Why? Well, the owners are collectively suing the builders for the $15 million it cost for repairs and to replace the cladding.  But their case is not helped by Melbourne City council officials saying the building is safe to be occupied … provided residents remove excessive clutter from their balconies.

Have the residents done so?  Not according to Fairfax media reports that also revealed continued over-crowding in the building due to, for instance, lounge rooms being rented as bedrooms.

It’s this kind of narrow self-interest and political impotence that puts people’s lives at risk.  It won’t be the apartment owners, city councillors or developers running for their lives if the Lacrosse goes up in flames again.  It will be the students forced to live in conditions so overcrowded that they have to store their stuff on their balconies.

Reports that complaints of poor management of the Grenfell block in London – including a petition signed by 90 percent of residents but ignored by authorities – will have a familiar ring to apartment dwellers here who have struggled to navigate the swamp of dodgy developers, incompetent managers, an often impotent consumer protection regime, cost-obsessed apartment owners and bizarre Tribunal decisions.

Historically, politicians across Australia have been reluctant to do anything that might deter developers from building new apartment blocks.  That has led at various times to the farce of self-certification and the removal of compulsory building insurance from buildings over three storeys high.

Only last week the NSW government pushed back to next year the implementation of the bond designed to protect purchasers of defective apartments.  The defects bond of 2 per cent of a building’s cost, was due to come in on July 1, six months after other changes to strata laws.

At the other end of the scale, there is a “next guy” culture in Strataland where current owners often don’t want to know about problems that might cost them money or affect the value of their property – hoping the next guy who buys their unit can foot any bills.

So the incentive for apartment owners to establish if the cladding on their building is safe is severely tempered by the probability that they and not the developer or builder will have to pay for its replacement.

For while the law in most states allows builders and developers to walk away from defective projects as little as two years after completion, apartment owners have no choice once the defect has been identified.

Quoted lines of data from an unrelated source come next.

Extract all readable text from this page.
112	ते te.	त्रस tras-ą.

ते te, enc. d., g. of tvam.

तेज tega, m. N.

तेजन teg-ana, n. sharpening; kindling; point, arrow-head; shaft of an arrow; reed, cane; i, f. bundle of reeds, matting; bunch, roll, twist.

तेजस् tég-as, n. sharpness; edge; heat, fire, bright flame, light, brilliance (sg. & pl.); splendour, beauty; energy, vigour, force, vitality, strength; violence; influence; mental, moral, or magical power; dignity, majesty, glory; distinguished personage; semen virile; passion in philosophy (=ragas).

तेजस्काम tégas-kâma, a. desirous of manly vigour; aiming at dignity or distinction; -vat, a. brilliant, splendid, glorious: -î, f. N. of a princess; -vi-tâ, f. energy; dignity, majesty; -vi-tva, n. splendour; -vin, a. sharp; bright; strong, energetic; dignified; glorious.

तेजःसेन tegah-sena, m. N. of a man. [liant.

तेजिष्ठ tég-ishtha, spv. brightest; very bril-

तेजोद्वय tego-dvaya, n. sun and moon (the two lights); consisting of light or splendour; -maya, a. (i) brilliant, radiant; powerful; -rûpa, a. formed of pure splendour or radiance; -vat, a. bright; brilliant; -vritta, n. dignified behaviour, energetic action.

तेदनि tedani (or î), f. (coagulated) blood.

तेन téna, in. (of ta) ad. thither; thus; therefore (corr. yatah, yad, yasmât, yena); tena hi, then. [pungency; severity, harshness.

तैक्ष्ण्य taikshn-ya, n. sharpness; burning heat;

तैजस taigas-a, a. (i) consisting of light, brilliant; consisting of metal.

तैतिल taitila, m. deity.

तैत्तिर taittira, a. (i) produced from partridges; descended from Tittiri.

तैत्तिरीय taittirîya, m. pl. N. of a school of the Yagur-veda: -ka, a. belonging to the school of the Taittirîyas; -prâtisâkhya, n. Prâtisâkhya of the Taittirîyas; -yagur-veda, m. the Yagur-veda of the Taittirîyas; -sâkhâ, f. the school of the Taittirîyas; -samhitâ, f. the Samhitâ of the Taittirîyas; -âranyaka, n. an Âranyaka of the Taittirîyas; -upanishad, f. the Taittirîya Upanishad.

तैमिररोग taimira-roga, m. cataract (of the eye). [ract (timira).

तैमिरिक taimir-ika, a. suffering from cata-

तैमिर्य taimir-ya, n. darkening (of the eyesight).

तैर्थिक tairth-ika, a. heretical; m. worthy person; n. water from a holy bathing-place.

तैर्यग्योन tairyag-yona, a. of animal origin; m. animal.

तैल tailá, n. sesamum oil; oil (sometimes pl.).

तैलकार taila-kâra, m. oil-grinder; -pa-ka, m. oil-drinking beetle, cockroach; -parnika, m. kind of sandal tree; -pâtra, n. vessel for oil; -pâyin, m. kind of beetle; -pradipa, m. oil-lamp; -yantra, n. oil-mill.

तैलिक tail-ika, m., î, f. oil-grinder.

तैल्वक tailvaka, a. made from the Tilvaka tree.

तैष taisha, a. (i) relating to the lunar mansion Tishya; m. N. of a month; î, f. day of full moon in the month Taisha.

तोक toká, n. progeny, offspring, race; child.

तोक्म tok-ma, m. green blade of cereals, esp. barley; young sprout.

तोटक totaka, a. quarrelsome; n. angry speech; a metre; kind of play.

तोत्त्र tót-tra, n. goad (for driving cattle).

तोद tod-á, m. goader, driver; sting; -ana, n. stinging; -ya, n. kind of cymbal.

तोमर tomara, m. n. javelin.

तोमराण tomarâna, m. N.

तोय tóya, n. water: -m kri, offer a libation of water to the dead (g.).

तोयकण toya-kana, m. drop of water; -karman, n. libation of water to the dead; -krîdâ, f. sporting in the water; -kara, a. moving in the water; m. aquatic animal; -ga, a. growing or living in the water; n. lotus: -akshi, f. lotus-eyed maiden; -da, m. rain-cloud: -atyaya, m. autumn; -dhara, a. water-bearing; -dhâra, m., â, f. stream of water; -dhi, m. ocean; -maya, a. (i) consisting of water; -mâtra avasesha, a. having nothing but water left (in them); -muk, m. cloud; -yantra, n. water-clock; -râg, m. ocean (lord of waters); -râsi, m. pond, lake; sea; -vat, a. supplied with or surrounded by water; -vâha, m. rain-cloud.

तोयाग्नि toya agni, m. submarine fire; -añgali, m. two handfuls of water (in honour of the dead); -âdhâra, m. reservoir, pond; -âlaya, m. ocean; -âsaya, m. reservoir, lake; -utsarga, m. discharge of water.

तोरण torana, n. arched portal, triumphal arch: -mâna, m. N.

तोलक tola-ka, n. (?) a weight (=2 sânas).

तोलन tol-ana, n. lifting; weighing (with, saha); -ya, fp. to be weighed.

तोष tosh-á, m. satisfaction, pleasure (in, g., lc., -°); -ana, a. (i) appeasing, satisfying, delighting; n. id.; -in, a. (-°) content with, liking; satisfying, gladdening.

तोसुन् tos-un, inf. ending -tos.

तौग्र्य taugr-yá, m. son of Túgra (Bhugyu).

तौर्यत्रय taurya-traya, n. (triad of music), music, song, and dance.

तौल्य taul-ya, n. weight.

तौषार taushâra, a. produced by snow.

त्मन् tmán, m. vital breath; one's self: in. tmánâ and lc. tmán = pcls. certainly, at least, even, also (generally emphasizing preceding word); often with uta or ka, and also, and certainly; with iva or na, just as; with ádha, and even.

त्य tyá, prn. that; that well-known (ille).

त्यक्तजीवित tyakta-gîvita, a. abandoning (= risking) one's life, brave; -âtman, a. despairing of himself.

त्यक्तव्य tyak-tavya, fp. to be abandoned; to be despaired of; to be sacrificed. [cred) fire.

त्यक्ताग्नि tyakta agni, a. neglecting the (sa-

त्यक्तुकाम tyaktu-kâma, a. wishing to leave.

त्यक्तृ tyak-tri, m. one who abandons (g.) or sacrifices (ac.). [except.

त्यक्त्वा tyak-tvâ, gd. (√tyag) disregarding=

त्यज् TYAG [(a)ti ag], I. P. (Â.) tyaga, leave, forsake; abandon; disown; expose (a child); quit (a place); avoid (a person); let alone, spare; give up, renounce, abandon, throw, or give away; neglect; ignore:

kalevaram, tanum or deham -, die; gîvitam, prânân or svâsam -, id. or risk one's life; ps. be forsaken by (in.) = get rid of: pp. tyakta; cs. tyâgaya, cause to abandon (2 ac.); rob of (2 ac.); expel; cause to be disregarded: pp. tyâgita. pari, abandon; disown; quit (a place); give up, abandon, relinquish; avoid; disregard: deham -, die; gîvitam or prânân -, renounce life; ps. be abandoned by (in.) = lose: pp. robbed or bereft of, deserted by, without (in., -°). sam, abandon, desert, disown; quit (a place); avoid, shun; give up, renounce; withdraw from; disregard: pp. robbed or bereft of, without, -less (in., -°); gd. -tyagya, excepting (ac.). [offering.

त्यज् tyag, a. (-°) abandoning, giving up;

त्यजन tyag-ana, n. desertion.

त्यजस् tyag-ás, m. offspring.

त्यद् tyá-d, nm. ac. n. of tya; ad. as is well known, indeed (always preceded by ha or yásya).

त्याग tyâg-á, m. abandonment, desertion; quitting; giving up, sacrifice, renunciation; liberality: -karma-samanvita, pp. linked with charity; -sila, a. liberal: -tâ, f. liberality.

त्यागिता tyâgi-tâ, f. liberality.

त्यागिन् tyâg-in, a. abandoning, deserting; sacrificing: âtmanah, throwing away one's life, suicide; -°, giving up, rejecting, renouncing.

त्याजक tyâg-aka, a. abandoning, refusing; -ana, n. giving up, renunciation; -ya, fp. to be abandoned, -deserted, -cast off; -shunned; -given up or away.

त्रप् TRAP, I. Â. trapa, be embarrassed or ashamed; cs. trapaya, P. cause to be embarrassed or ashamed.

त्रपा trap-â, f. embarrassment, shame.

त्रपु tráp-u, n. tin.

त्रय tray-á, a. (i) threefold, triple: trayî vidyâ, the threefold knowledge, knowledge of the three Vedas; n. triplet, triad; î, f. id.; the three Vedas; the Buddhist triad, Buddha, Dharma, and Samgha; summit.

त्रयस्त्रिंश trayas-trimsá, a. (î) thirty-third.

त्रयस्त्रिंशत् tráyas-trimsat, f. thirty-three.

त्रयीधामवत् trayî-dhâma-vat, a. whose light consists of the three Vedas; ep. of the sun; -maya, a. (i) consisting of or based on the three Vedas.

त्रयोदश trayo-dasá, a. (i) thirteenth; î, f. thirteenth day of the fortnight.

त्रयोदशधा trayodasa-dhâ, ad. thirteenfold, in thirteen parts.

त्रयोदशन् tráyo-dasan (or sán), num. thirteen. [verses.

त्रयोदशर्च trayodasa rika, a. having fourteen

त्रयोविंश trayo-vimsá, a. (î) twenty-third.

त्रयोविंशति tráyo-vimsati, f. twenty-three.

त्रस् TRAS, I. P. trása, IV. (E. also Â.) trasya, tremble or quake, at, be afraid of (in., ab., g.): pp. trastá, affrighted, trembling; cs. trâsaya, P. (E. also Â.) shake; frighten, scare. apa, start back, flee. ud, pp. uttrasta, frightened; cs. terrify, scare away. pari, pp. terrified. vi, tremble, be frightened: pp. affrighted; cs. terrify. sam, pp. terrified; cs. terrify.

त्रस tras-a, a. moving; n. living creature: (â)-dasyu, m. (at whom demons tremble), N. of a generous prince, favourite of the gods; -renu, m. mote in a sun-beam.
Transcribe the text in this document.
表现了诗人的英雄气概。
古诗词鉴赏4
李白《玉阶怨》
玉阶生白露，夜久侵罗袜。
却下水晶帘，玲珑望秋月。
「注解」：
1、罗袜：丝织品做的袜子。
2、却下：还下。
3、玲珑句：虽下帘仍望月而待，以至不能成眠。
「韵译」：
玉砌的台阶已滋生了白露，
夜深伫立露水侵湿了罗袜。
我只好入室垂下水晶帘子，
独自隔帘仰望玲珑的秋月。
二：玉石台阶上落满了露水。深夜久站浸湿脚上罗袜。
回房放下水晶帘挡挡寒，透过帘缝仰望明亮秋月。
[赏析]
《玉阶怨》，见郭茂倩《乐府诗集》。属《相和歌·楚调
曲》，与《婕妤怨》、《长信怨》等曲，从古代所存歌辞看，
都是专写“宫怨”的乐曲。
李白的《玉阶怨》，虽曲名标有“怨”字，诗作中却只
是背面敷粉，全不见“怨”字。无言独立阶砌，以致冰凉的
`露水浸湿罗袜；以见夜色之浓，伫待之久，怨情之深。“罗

They must maintain and repair common property regardless of the cost and for as long as the building is standing.

No surprise then that few if any strata committees are rushing to discover if their cladding is the cheap imported variety, even if they are gambling with their own or their tenants’ lives.

That’s one reason Senator Nick Xenophon has been calling for an audit of buildings to see how many have the suspect cladding installed.

But what then? Can we really expect apartment owners to raise millions of dollars in special levies to cover the replacement of cladding they bought in the reasonable assumption it was safe?

Do we really expect developers to blithely accept they shouldn’t have saved money on cheaper cladding and pay for its replacement? Many will just shut up shop and “phoenix” into another entity, with the same directors, rather than pay up.

If expert opinions on the spread and seriousness of building defects are to be believed, and the collective inertia of strata politics, from strata committees to government ministers, prevails, the next ‘towering inferno’ headlines you read could be about your apartment block.